Mon téléphone vibre encore dans ma poche. Trois jours de chats torrides sur Tinder. Lui, vendeur en prêt-à-porter féminin. Photos torse nu, bite en érection masquée. Messages crus : ‘J’ai envie de te déshabiller en cabine.’ J’assume. Swipe droit. RDV ce soir, 19h pile, sa boutique. Porte close. Je frappe, sourire carnassier.
Il râle d’abord. ‘Je ferme.’ Mais j’insiste, hanches ondulantes. ‘Une robe pour ce soir. Vite.’ Il cède. Rideau tiré. Odeur de tissu neuf, mêlée à son parfum ambré qui m’enivre déjà. Mes seins bandent sous mon soutif comfy. Slip bateau. Je sens ma chatte humide rien qu’à l’idée.
L’Approche : Du virtuel au réel en boutique fermée
Je pioche une robe noire moulante. Cabine du fond. Rideau entrouvert exprès. Il mate. Je tortille pour l’enfiler. ‘Qu’en penses-tu ?’ Il bégaie. ‘Sans soutif.’ Son regard affamé. Je rougis. Il défait l’agrafe nuque. Peau chaude contre ses doigts. Cœur qui cogne. ‘Aide-moi pour le soutif.’ Sa voix rauque. Oui, murmuré.
Agrafe pète. Seins libres, tétons durs. Miroir reflète tout. Il chuchote : ‘T’es belle.’ Mon souffle s’accélère. Il remonte la robe, s’arrête aux tétons. Tension électrique. Agrafe renouée. ‘Parfait sans rien.’ Je ris, attrape mes nichons. ‘Et le slip ?’ Il pointe mes reins nus. Sourire suspendu.
‘Je t’aide.’ Il s’accroupit. Remonte robe sur cuisses satinées. Mains tremblantes. Doigts effleurent. Pubis touffu sous coton. Fesses rebondies. Il palpe. ‘Gêne masculine ?’ Je taquine. ‘Érection douloureuse.’ Rire partagé. Je masse sa bosse à travers le jean. Il tire mon slip. Lent. Élastique frotte. Peau de oie. Chevilles libérées. Nue sous robe. Ligne parfaite.

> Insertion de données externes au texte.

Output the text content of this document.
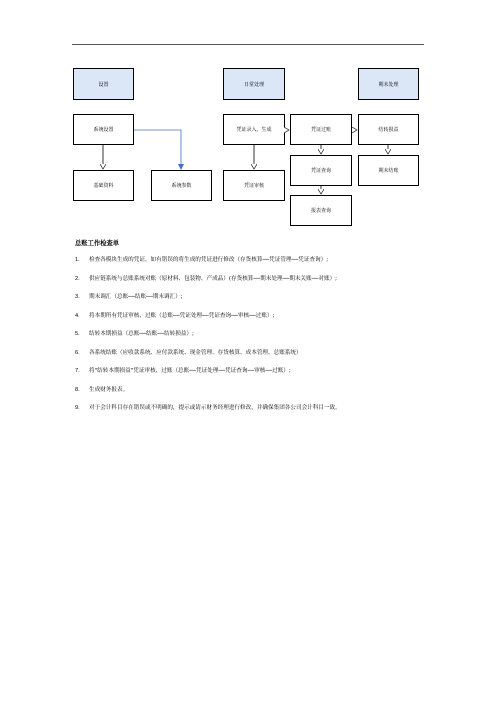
设置	日常处理	期末处理
系统设置	凭证录入、生成	凭证过账	结转损益
基础资料	系统参数	凭证审核
凭证查询	期末结账
报表查询
总账工作检查单
1. 检查各模块生成的凭证，如有错误的将生成的凭证进行修改（存货核算──凭证管理──凭证查询）;
2. 供应链系统与总账系统对账（原材料、包装物、产成品）(存货核算──期末处理──期末关账──对账）;
3. 期末调汇（总账──结账──期末调汇）;
4. 将本期所有凭证审核、过账（总账──凭证处理──凭证查询──审核──过账）;
5. 结转本期损益（总账──结账──结转损益）;
6. 各系统结账（应收款系统、应付款系统、现金管理、存货核算、成本管理、总账系统）
7. 将"结转本期损益"凭证审核、过账（总账──凭证处理──凭证查询──审核──过账）;
8. 生成财务报表。
9. 对于会计科目存在错误或不明确的，提示或请示财务经理进行修改，并确保集团各公司会计科目一致。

L’Explosion : Branlette mutuelle et éjac brûlante
‘Admire.’ Il bande dur. On rit des mots sales des chats. ‘Ton cul d’enfer, je te baise partout.’ Baiser sur joue. Nouvelle robe : mini imprimée, ultra courte. Décolleté plongeant. Rideau fermé un instant. J’ouvre. ‘Penche-toi.’ Fesses à l’air. Il halète. ‘Beau cul du monde.’ Bosse évidente. Ma main plaque. Masque son sexe raidi.
Ses doigts plongent entre mes cuisses. Chatte trempée. ‘À toi.’ Il ouvre braguette. Queue raide jaillit. ‘Branle-la.’ Je m’assois sur tabouret. Il baisse pantalon. Nu comme ver, chemise ridicule. ‘Branle-toi fort.’ Il empoigne. Gland violet. Je crispe cuisses, doigts sur chatte. Ses yeux dans les miens. Vague monte.
‘Je jouis !’ Jet chaud sur mes cuisses, robe. Sperme gluant. Odeur musquée envahit cabine. Moi aussi, spasme silencieux. Chatte pulse. Il s’excuse. Je jouis encore, yeux rivés sur traînées blanches. Silence lourd. Bruits dehors : voitures, piétons ignorants.
Je me redresse. Ôte robe. Nue totale. Rhabille vite. Sagesse apparente. ‘Première fois qu’un mec se branle devant moi. J’ai kiffé.’ Téléphone vibre : retard pour ‘soirée’. ‘Tu reviens ?’ ‘Qui sait.’ Porte ouverte. Je file, anonyme. Bloque sur app. Swipe suivant prêt. Adrénaline retombée, frisson gravé.